I did the next most natural thing, which is to learn how data science is done on Kaggle! I explored the learning resources and courses on there and found that most of what I had learned through the fastai course (which I wasn’t yet done with anyway) was helpful, however I hadn’t reached the chapter on tabular data! I decided to go ahead and try out the machine learning courses, both the introduction and the intermediate courses.

It was challenging.

I understood most of what was written to a large extent, but I had no idea about most of the concepts related to tabular data classification (more on the classification issue later!). I went ahead anyway and did my best to put a plan and solve the Titanic competition and submit a prediction to get an initial score. It did not go as I expected.

The first concept that confused me was the filling of missing data. Here I was thinking to myself, why should I make up information or guess information that wasn’t there! However, of course, after much reading I have found that working with guessed data is better than working with no data so the odds of getting a working model based on guessed data was actually legit and was actually standard in real world applications!

The next problem I faced was putting together a prediction workflow that worked. I applied what I had learned in the courses and was happy when the mean square error reported 0.2. I thought to myself, this is a good start, let me submit and see what score I get.

To my dismay and disappointment, my score was 0.00000 (as if one 0 wasn’t enough).
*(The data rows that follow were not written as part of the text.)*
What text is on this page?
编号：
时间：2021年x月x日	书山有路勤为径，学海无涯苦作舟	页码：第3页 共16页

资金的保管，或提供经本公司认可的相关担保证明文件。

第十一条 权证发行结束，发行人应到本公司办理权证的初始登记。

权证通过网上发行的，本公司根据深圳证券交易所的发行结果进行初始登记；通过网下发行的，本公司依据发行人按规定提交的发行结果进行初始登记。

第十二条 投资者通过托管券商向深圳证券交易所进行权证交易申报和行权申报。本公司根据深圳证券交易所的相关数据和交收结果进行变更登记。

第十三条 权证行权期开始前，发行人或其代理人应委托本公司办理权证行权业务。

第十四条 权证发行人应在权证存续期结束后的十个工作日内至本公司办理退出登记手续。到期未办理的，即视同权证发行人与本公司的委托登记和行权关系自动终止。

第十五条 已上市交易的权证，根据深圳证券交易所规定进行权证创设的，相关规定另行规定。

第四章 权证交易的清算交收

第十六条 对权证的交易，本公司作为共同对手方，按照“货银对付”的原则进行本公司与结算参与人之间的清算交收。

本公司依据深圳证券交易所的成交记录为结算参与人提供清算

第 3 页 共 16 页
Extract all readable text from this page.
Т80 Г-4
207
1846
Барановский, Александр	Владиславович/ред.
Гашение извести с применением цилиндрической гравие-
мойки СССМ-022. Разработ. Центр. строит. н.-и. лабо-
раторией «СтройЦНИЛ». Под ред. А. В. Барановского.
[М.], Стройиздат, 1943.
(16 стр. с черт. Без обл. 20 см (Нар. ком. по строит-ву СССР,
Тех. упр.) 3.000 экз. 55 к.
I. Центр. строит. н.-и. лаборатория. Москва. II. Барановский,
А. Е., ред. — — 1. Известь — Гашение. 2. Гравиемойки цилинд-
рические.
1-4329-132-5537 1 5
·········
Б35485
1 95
I was so shocked, disappointed, and surprised that all the hours I had put into cleaning and arranging the data was not working out for me. I tried several times to edit the features, the model settings, the optimizer, but to no avail. Each attempt was failure after failure. I kept getting a zero score even after about 4 or 5 submissions.

When I looked at my prediction results on the test data I found that the results were displayed as floats. So I thought, isn’t the survived data either a true/false or 0/1 and not an approximation of survival? I tried casting the results to integer but still, I was getting nowhere, and I switched my architecture from XGboost to a RandomForest, but still it wasn’t working, I kept on getting floating point predictions.
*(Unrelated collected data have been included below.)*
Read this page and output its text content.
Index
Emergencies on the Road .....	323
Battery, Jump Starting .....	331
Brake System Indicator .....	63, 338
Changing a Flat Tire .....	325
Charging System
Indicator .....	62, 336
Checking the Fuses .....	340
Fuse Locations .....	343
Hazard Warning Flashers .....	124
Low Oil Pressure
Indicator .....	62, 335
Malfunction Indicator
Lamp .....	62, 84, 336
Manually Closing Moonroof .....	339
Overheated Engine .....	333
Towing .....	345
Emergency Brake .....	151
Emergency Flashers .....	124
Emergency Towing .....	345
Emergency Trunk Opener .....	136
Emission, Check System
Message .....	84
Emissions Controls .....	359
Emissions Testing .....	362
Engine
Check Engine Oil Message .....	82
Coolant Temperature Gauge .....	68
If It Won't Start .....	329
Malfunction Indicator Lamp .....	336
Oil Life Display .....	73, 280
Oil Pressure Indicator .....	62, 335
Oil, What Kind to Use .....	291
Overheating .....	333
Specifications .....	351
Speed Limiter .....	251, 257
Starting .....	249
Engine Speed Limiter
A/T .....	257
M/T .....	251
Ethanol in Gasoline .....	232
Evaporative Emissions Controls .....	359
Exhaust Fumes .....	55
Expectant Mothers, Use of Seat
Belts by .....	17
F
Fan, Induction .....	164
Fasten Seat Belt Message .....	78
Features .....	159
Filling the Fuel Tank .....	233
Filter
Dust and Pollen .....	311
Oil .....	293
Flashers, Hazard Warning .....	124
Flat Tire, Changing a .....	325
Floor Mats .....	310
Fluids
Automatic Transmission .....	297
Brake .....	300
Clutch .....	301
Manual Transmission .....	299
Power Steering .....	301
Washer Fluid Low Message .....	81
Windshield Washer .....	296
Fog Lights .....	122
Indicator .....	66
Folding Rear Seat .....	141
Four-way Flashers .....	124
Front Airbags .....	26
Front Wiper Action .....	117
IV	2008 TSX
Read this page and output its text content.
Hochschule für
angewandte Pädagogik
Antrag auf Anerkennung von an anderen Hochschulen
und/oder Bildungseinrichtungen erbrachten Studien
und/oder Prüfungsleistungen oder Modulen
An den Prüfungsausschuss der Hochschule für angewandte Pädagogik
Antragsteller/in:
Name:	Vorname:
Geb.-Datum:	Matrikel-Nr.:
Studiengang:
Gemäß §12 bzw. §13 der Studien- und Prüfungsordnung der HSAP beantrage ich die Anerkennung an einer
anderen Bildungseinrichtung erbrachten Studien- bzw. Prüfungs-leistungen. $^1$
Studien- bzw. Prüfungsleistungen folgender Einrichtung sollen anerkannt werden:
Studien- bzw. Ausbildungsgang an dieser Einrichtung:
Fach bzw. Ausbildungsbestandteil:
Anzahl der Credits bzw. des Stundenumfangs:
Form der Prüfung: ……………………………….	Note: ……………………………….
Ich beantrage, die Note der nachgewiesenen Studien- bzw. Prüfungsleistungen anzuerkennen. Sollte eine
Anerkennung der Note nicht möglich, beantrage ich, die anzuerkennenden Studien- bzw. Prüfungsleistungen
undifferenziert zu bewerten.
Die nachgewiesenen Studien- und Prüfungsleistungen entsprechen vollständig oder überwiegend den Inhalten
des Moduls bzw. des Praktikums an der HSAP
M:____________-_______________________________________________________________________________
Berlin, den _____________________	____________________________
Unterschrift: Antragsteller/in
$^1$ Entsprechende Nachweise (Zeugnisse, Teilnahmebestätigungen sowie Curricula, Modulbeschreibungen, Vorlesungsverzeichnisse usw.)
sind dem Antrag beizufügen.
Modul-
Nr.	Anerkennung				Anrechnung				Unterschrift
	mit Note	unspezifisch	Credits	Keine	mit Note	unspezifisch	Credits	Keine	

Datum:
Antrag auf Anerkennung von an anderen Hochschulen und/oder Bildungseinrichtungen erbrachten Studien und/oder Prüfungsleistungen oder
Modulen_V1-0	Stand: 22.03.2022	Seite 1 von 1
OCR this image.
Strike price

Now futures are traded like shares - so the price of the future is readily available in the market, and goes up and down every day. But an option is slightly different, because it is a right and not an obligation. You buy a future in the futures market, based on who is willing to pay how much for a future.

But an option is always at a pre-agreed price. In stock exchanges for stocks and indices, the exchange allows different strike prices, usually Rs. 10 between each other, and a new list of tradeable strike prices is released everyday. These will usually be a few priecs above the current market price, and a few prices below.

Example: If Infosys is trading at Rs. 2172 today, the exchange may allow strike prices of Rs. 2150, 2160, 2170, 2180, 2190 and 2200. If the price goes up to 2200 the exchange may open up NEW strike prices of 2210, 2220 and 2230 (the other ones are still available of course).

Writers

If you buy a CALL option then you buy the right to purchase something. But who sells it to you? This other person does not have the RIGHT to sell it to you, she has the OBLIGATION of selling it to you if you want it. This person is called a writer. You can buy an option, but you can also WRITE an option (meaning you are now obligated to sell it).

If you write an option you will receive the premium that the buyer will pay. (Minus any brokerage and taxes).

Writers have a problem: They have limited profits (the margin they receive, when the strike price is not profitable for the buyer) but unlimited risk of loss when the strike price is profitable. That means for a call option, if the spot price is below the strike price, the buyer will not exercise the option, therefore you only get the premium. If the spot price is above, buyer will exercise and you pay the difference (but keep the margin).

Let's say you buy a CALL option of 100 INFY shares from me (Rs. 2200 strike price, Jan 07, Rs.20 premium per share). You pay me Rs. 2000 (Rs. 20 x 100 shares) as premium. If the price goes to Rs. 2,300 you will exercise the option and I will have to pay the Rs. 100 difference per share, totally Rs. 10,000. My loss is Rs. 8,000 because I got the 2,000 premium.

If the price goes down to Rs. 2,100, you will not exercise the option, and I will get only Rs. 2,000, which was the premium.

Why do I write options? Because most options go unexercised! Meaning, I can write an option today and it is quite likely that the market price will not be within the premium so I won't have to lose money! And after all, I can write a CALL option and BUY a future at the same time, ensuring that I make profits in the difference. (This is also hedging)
After much research into the issue, it turns out that RandomForrest has a regression and classification architecture, and I was using the regression mode which produced floating points instead of integers. After much further editing, and weeks since I had begun working on the competition I finally managed to submit and receive a score of 0.7, which wasn’t bad at all in my opinion, I was still in the low-scoring end but at least I managed to get it up from 0 which is an accomplishment in itself.

I do plan on working more on it and at least get a score in the 0.80s or 0.90s but we shall see! The experience has so far been a success and I believe the persistence to learn and get better always yields positive results.